O Urubu de Caras-Pretas



Em Caras-Pretas a dramaturgia é construída a partir de fatos históricos da Balaiada - revolução popular do período Regencial. Porém, para quebrar o curso linear da história e, também, por não ser possível retratar tudo no formato de peça, optei por criar cenas ficcionais cujo mote sintetizasse todo o contexto e criasse situações que, por serem um tanto absurdas, deslocasse o leitor e o fato histórico do tempo e do espaço. 
Aqui, Raimundo Gomes e Chico acham um cadáver de um soldado desertor no meio do sertão. Ao vê-lo prestes a ser devorados por urubus, eles decidem levá-lo para o Juiz de Paz (uma espécie de coronel) que é o "urubu certo", ou aquele que deve dar conta dos cadáveres - vítimas do recrutamento forçado. 
Ah! E havia um jargão nessa época que era: "está fedendo a carniça" - que denunciava o clima de descontentamento com as injustiças do governo. Daí surgiu o insight de colocar um ato inteiro em função do traslado de um cadáver .

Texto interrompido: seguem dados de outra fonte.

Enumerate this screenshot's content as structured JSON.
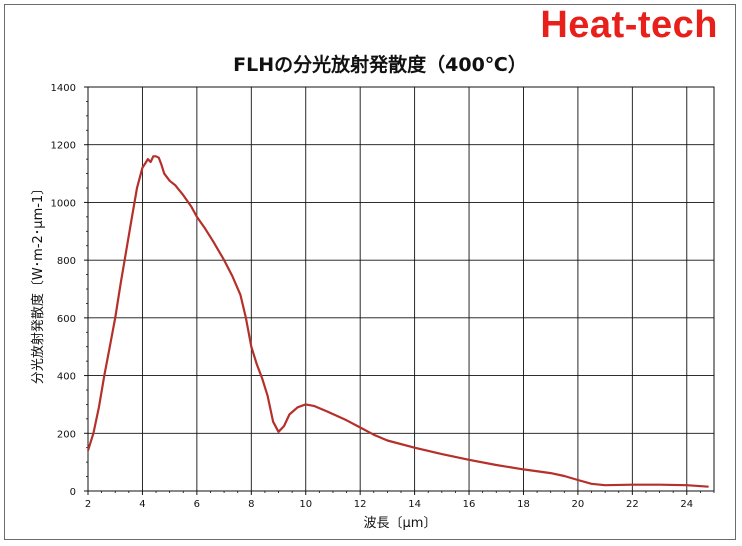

Esse é o trecho do final do Fragmento II do 1° Ato.  
As ilustrações são de Waldeir Brito


FRAGMENTO II
O PACOTE

JUIZ DE PAZ e um MEMBRO DO PARTIDO CONSERVADOR CABANO.
Escritório. Uma mesa. Duas cadeiras.   

(...)


JUIZ DE PAZ. E o que vais fazer, seu infame? Invadir a cadeia no meio da noite e libertar os bandidos?
RAIMUNDO. Pelo contrário! De manhã estarei lá, eu e meus homens! Vamos libertar os nossos companheiros por bem ou por mal!
JUIZ DE PAZ. Não és capaz de tanto! Não passas de um vaqueiro contra minha tropa armada! És apenas um fanático no meio dessa terra cheia de cacto! Não tens o poder para agitar nem o lagarto mais tapado, não sabes ler, nem escrever, não tens o dom da palavra para convencer os demais...
RAIMUNDO. A palavra não vale de nada. Para seus abusos de força a única prosa que se pode levar é a do chumbo grosso! O recado foi dado! Tome ciência! Vamos embora, Chico!
CHICO (apontando para o defunto). Mas e o ...
JUIZ DE PAZ. Aonde pensas que vais! Tire essa carcaça fétida da minha frente!
RAIMUNDO. Dê cabo dele, Juiz de Paz! Ele é um dos seus soldados! Devore-o!
JUIZ DE PAZ. Me toma por um urubu para comer cadáveres?!
RAIMUNDO. O bicho, coitado, não tem culpa de ser carniceiro. Na verdade, a ave faz mais parte da limpeza do que na sujeira. Ela come o que está podre. Limpa o ambiente. Os bichos se entendem, de uma forma que nós não compreendemos. Nascem assim: já entendidos da vida. Não são aberrações. Coisa monstruosa é o homem que homem nasce e vira urubu. Não come o que está estragado ou morto. Não limpa nada. Sequer voa. Alimenta-se do pouco que os outros têm. Nutre-se do resto das almas e descarta o corpo em errante existência. Rumina a podridão que cria. É urubu da pior espécie de urubu: urubu de espécie humana. Existe coisa mais bizarra do que isso?
JUIZ DE PAZ. Falas coisa com coisa, analfabeto!
RAIMUNDO. Resumo: faça o justo proveito daquilo que causou: mastigue esse homem, engula-o, assuma-o. Eu já me vou. É tarde. A cortina do dia se fecha. É quase noite. Vamos, Chico. Deixemos o homem jantar em paz.   
RAIMUNDO e CHICO saem.
O MORTO fica.
JUIZ DE PAZ. Eu por acaso tenho cara de São Pedro pra cuidar do destinos dos mortos?! Agora eu vi mesmo!  Todos irão para cadeia! Fiquem sabendo! (Sai em direção à coxia, por onde RAIMUNDO e CHICO saíram) É uma ordem! Tirem esse morto daqui! (O MORTO cai nos pés do JUIZ DE PAZ) Me solte demônio do Satanás! Isso também é uma ordem, ouviu! (Tenta se desvencilhar do defunto) Está mais duro que uma garra de ferro! Alguém me traga uma ferramenta! Uma marreta! Uma estaca! Rápido! Desprendam esse indivíduo do meu pé! (Sai de cena arrastando o MORTO) Aí carniça, como estás fedendo! !
O JUIZ DE PAZ sai de cena arrastando o MORTO, o qual, mesmo defunto, aparenta ter esboçado no rosto um pequeno sorriso, diminuto, mas expressivo.